9. More animated movies! Your Avengers Next, the Ultimate Avengers DVDs, X-Men Anime, and Planet Hulk proved you can do it right. So keep it up!
8. You should be having less, not more, Avengers books. I know they sell, but the quality is slipping, guys. I have hopes for Rick Remender on Secret Avengers—if that’s good, maybe you’ll change my mind.
7. Except for Black Avengers. Or were you kidding about that?
6. The Ultimate universe books are scattered, unfocused, and mostly kind of suck. Fix that, please.
5. Instead of cancelling DeadpoolMAX, grow it! If this book doesn’t have legs, then make it a bimonthly double size book with other satirical takes on heroes. You could have the X-Statix crew or Madrox, or include NEXTWAVE or even Irving Forbush! It could be an opportunity for stories like Matt Fraction’s brilliant Punisher tale about the funeral for Stilt Man. How about featuring some of the odder Morrison characters from New X-Men (like the see-through guy, the floating head, and Beak)?
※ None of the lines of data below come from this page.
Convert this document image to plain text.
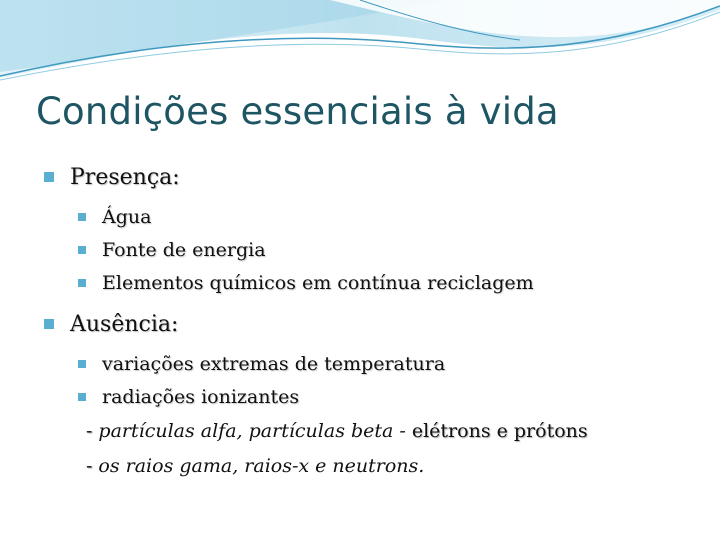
Condições essenciais à vida
Presença:
Água
Fonte de energia
Elementos químicos em contínua reciclagem
Ausência:
variações extremas de temperatura
radiações ionizantes
- partículas alfa, partículas beta -
elétrons e prótons
- os raios gama, raios-x e neutrons.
Even a look back a the old Power Man and Iron Fist rogues gallery, who were largely inane but terrific fun to read (Chemistro!). This is a book that could, can, and should reward nerds—we’ll buy it, I promise.
4. But cancel the “regular” Deadpool. When the horse is dead, it is prudent to dismount. Put the book on hold for a while and then bring it back when/if the movie gets made.
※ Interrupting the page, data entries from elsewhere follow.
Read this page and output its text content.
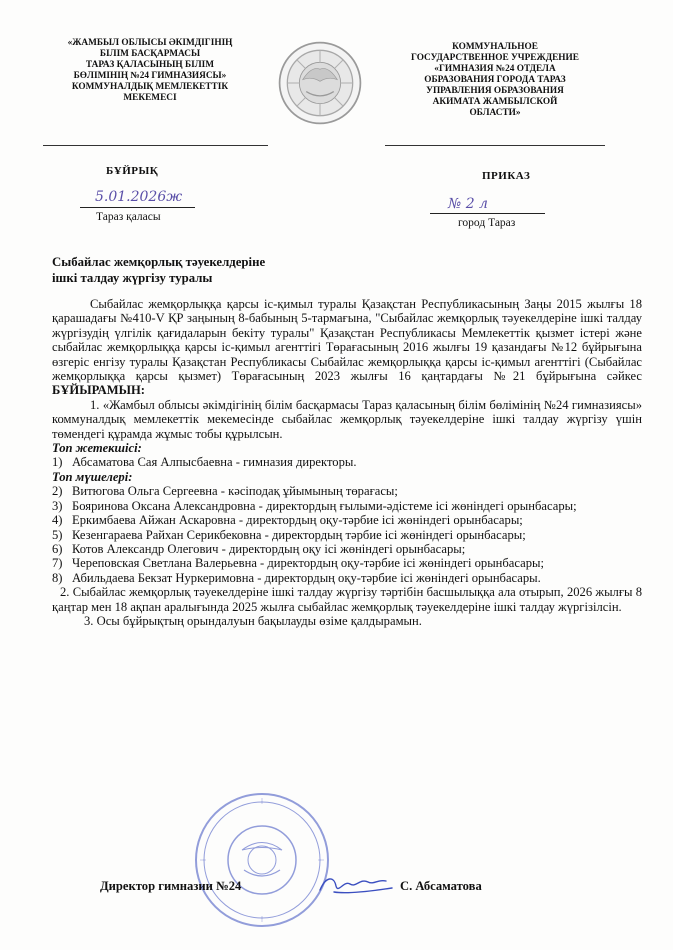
«ЖАМБЫЛ ОБЛЫСЫ ӘКІМДІГІНІҢ
БІЛІМ БАСҚАРМАСЫ
ТАРАЗ ҚАЛАСЫНЫҢ БІЛІМ
БӨЛІМІНІҢ №24 ГИМНАЗИЯСЫ»
КОММУНАЛДЫҚ МЕМЛЕКЕТТІК
МЕКЕМЕСІ
КОММУНАЛЬНОЕ
ГОСУДАРСТВЕННОЕ УЧРЕЖДЕНИЕ
«ГИМНАЗИЯ №24 ОТДЕЛА
ОБРАЗОВАНИЯ ГОРОДА ТАРАЗ
УПРАВЛЕНИЯ ОБРАЗОВАНИЯ
АКИМАТА ЖАМБЫЛСКОЙ
ОБЛАСТИ»
БҰЙРЫҚ	ПРИКАЗ
5.01.2026ж
Тараз қаласы
№ 2 л
город Тараз
Сыбайлас жемқорлық тәуекелдеріне
ішкі талдау жүргізу туралы

Сыбайлас жемқорлыққа қарсы іс-қимыл туралы Қазақстан Республикасының Заңы 2015 жылғы 18 қарашадағы №410-V ҚР заңының 8-бабының 5-тармағына, "Сыбайлас жемқорлық тәуекелдеріне ішкі талдау жүргізудің үлгілік қағидаларын бекіту туралы" Қазақстан Республикасы Мемлекеттік қызмет істері және сыбайлас жемқорлыққа қарсы іс-қимыл агенттігі Төрағасының 2016 жылғы 19 қазандағы №12 бұйрығына өзгеріс енгізу туралы Қазақстан Республикасы Сыбайлас жемқорлыққа қарсы іс-қимыл агенттігі (Сыбайлас жемқорлыққа қарсы қызмет) Төрағасының 2023 жылғы 16 қаңтардағы №21 бұйрығына сәйкес БҰЙЫРАМЫН:

1. «Жамбыл облысы әкімдігінің білім басқармасы Тараз қаласының білім бөлімінің №24 гимназиясы» коммуналдық мемлекеттік мекемесінде сыбайлас жемқорлық тәуекелдеріне ішкі талдау жүргізу үшін төмендегі құрамда жұмыс тобы құрылсын.

Топ жетекшісі:

1) Абсаматова Сая Алпысбаевна - гимназия директоры.

Топ мүшелері:

2) Витюгова Ольга Сергеевна - кәсіподақ ұйымының төрағасы;
3) Бояринова Оксана Александровна - директордың ғылыми-әдістеме ісі жөніндегі орынбасары;
4) Еркимбаева Айжан Аскаровна - директордың оқу-тәрбие ісі жөніндегі орынбасары;
5) Кезенгараева Райхан Серикбековна - директордың тәрбие ісі жөніндегі орынбасары;
6) Котов Александр Олегович - директордың оқу ісі жөніндегі орынбасары;
7) Череповская Светлана Валерьевна - директордың оқу-тәрбие ісі жөніндегі орынбасары;
8) Абильдаева Бекзат Нуркеримовна - директордың оқу-тәрбие ісі жөніндегі орынбасары.

2. Сыбайлас жемқорлық тәуекелдеріне ішкі талдау жүргізу тәртібін басшылыққа ала отырып, 2026 жылғы 8 қаңтар мен 18 ақпан аралығында 2025 жылға сыбайлас жемқорлық тәуекелдеріне ішкі талдау жүргізілсін.

3. Осы бұйрықтың орындалуын бақылауды өзіме қалдырамын.

Директор гимназии №24	С. Абсаматова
3. Contain the X-Verse, at least a little bit. It’s all over the place. New readers can’t jump in. You need a new “Astonishing” title, like the one Joss Whedon did, which rewards long-time readers but doesn’t alienate those of us who don’t have enough resources (or patience) to read 7 mutant monthlies.
3 (tie). And while you’re at it, leave some money on the table. Yes, you can probably sell a million X-books or cross-overs with the “events” you hold, but your fans are irritated with you for holding us hostage.
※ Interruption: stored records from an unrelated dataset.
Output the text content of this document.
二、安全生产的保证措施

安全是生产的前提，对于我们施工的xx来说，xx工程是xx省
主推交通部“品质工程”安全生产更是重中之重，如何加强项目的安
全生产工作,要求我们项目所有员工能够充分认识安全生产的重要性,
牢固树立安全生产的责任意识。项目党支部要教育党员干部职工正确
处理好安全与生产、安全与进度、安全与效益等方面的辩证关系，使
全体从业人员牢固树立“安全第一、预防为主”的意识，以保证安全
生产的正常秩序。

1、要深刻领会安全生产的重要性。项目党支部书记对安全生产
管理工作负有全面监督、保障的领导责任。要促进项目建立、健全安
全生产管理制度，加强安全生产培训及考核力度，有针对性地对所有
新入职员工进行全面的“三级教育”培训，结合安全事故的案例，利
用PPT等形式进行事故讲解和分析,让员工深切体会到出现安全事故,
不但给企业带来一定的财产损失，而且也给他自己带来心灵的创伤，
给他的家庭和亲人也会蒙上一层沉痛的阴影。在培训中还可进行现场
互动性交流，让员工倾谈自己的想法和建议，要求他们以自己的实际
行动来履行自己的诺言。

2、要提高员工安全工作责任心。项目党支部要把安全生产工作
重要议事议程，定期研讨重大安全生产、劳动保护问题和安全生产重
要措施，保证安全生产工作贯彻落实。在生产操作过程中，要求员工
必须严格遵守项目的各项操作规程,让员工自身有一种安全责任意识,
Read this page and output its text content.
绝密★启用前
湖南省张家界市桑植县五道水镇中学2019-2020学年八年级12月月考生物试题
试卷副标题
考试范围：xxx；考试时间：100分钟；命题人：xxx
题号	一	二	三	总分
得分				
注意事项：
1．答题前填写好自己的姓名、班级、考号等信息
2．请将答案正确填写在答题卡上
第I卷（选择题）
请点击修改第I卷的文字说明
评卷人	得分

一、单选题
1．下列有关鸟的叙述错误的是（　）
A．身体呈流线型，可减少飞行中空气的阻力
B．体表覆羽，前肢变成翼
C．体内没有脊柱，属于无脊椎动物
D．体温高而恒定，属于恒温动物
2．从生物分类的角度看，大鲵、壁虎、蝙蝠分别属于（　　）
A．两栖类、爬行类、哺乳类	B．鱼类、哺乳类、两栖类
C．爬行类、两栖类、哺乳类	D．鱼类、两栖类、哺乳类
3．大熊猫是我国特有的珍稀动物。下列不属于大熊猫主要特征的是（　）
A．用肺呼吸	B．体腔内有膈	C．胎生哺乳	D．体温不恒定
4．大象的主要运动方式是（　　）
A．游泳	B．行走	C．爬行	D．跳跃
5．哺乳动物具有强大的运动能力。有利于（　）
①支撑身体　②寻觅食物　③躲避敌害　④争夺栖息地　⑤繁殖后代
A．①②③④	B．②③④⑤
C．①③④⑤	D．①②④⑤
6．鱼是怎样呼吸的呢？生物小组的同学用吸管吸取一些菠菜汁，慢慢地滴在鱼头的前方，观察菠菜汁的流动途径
2. Break the Omnibi! I loved the Byrne and Simonson Omnibus editions you released in 2011, but they’re just too damn big. For the same price, you could easily print three softcovers and sell them as a set (maybe in a nice bookshelf hardcover sleeve, like they do for DVD sets). It would prevent breaking the binding. Of course, reading an Omnibus is sometimes my only form of exercise, so I can’t complain that much…
1. No more events. Schism was good, but it really wasn’t an “event,” it was just a good, fairly self-contained X-men story. Fear Itself, on the other hand, really, really, really sucked.
1 (tie). And since you’re going to ignore that last one, make events matter. There really was no fall out after Fear Itself. Bucky Cap and Thor died, but then came back just .1 and .3 issues later. And nobody thought they’d really died anyway. Ho hum.